‘Deeply concerning’ Met Police data breach put officers at risk, commissioner admits

A Met Police data breach that saw the names and ranks of staff released has put officers at risk and made many “very nervous”, the police commissioner said.

Sir Mark Rowley said it was “deeply concerning” that the personal data of a “majority of people” at the organisation was leaked, with 47,000 Met employees told about the potential exposure of their photographs and details.

Sir Mark said: “It is deeply concerning. There was data to do with security passes and personal data relating to the majority of people at the organisation, which was breached.

“In most cases, the data breach won’t create extra risk, but in some cases, it definitely will do.”

The breach, which happened this year and was revealed last week, occurred when cybercriminals managed to infiltrate the IT systems of a contractor responsible for printing warrant cards and staff passes.

Sir Mark added: “It has made people very nervous. Officers or staff in any organisation expect their data to be looked after.

“We need to be able to say to our police officers that we set the highest standards for data protection.”

He said the National Crime Agency was investigating the breach and working with people concerned about it.

One officer, who didn’t want to be named, told The Independent that some colleagues were having “sleepless nights” over the leak.

It follows an admission by the Police Service of Northern Ireland (PSNI) that the personal data of all its serving members was accidentally released in response to a freedom of information request on 8 August.

The release included details of about 10,000 PSNI officers and staff, including their surnames and first initials, rank or grade, where they worked and what unit they worked in.

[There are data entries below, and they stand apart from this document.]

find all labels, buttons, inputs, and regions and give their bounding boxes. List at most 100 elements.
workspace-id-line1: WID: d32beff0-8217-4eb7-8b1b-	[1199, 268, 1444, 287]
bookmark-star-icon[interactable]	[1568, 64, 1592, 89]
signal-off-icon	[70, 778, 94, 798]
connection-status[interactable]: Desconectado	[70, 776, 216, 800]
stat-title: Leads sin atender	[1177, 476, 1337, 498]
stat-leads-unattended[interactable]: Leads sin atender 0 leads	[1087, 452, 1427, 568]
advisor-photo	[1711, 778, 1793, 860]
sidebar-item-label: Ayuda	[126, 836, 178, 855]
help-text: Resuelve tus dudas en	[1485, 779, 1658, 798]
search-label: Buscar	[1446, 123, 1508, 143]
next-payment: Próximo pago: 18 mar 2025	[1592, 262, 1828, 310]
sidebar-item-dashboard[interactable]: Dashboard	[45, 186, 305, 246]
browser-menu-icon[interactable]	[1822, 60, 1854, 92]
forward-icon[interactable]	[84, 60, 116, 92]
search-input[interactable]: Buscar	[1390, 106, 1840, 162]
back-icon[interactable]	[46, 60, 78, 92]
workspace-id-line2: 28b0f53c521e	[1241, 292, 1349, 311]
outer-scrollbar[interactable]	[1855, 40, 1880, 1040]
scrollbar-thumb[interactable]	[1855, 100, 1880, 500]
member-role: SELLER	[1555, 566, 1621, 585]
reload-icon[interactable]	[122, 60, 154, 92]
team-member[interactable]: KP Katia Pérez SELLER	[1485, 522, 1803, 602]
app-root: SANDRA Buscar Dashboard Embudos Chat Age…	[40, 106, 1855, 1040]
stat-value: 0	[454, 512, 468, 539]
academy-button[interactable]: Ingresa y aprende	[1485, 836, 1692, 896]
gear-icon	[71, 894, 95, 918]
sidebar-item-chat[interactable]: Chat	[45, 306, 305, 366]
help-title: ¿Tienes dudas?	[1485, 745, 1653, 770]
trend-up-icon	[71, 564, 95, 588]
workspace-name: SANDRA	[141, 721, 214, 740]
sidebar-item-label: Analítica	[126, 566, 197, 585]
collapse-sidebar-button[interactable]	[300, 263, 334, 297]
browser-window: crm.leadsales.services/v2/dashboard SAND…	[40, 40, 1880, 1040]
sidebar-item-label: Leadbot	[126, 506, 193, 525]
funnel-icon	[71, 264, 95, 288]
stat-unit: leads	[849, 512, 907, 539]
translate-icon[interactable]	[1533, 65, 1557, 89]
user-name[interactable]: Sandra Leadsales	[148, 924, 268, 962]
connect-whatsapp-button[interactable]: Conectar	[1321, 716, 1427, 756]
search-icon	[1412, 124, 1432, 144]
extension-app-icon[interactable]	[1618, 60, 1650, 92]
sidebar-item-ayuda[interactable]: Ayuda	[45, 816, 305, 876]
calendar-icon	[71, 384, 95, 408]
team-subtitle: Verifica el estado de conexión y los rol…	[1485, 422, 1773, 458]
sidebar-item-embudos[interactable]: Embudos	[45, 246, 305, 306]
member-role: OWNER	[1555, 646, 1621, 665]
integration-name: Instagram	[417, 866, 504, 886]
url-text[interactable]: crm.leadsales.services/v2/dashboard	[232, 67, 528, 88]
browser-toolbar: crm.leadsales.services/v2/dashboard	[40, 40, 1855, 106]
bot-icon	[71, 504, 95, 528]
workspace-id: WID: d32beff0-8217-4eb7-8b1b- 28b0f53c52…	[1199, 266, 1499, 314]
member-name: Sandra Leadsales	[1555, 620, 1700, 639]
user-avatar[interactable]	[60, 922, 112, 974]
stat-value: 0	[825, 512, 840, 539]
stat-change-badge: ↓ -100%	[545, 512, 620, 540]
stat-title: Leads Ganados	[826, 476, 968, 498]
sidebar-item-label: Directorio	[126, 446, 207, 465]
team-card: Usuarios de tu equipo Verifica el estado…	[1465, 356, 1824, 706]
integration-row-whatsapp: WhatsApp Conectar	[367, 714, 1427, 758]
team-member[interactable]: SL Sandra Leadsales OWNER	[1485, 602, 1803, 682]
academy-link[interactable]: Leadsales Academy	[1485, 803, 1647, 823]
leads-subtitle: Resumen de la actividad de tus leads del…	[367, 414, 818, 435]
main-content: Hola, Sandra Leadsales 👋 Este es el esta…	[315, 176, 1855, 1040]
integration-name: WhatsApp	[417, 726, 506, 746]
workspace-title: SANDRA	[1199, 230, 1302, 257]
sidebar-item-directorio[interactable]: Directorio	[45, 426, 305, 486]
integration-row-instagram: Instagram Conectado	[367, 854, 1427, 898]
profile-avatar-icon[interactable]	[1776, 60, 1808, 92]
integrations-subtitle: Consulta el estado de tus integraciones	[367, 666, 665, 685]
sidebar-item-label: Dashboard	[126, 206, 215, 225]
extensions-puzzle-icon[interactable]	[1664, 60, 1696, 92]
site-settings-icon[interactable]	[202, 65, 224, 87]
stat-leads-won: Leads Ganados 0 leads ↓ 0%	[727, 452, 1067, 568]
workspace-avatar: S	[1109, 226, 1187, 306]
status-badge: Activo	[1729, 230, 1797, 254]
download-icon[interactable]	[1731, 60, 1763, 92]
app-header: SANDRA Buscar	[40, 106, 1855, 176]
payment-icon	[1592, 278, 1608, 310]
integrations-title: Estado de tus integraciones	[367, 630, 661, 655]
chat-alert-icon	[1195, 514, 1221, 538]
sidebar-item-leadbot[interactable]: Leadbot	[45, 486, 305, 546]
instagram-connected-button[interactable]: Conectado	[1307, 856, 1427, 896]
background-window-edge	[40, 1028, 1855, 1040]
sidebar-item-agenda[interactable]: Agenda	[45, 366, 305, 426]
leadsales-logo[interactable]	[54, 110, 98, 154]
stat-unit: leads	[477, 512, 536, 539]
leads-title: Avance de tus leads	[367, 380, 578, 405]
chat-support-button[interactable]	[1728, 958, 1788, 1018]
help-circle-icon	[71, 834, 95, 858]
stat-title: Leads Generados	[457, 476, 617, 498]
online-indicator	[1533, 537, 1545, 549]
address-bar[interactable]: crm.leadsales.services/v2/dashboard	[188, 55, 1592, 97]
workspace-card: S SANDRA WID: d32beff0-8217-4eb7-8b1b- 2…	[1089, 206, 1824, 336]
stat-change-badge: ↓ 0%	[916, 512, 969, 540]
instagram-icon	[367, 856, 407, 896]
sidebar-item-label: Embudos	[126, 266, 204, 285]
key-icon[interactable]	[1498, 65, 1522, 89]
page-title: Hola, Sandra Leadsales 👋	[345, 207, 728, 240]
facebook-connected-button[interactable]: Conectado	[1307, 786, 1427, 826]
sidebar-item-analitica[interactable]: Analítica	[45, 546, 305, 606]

Officers were left “shocked, dismayed, and angry” about the leak, with others asking to bring guns to Catholic mass to protect themselves, according to reports.

On Tuesday, Assistant Chief Constable Chris Todd told the Northern Ireland Affairs Committee that initial “recovery costs” of the breach would be between £24m and £37m. He said individual civil claims were estimated to cost up to £180m.

Days later, South Yorkshire Police said it was “deeply sorry” for a loss of data including bodycam footage recorded by officers between July 2020 and May 2023. The breach would affect evidence used in 69 ongoing cases, according to police.

The cases ranged from cannabis possession through to domestic abuse and sexual offences, the force told The Independent.

In the same month, Norfolk and Suffolk police disclosed the data of 1,230 people including victims, witnesses and suspects in cases ranging from domestic abuse, sexual offences, assault, theft and hate crime.

The Information Commissioner’s Office said it was investigating both forces. In a statement, the forces said there was no evidence anyone had clicked on links to read the files that had been released.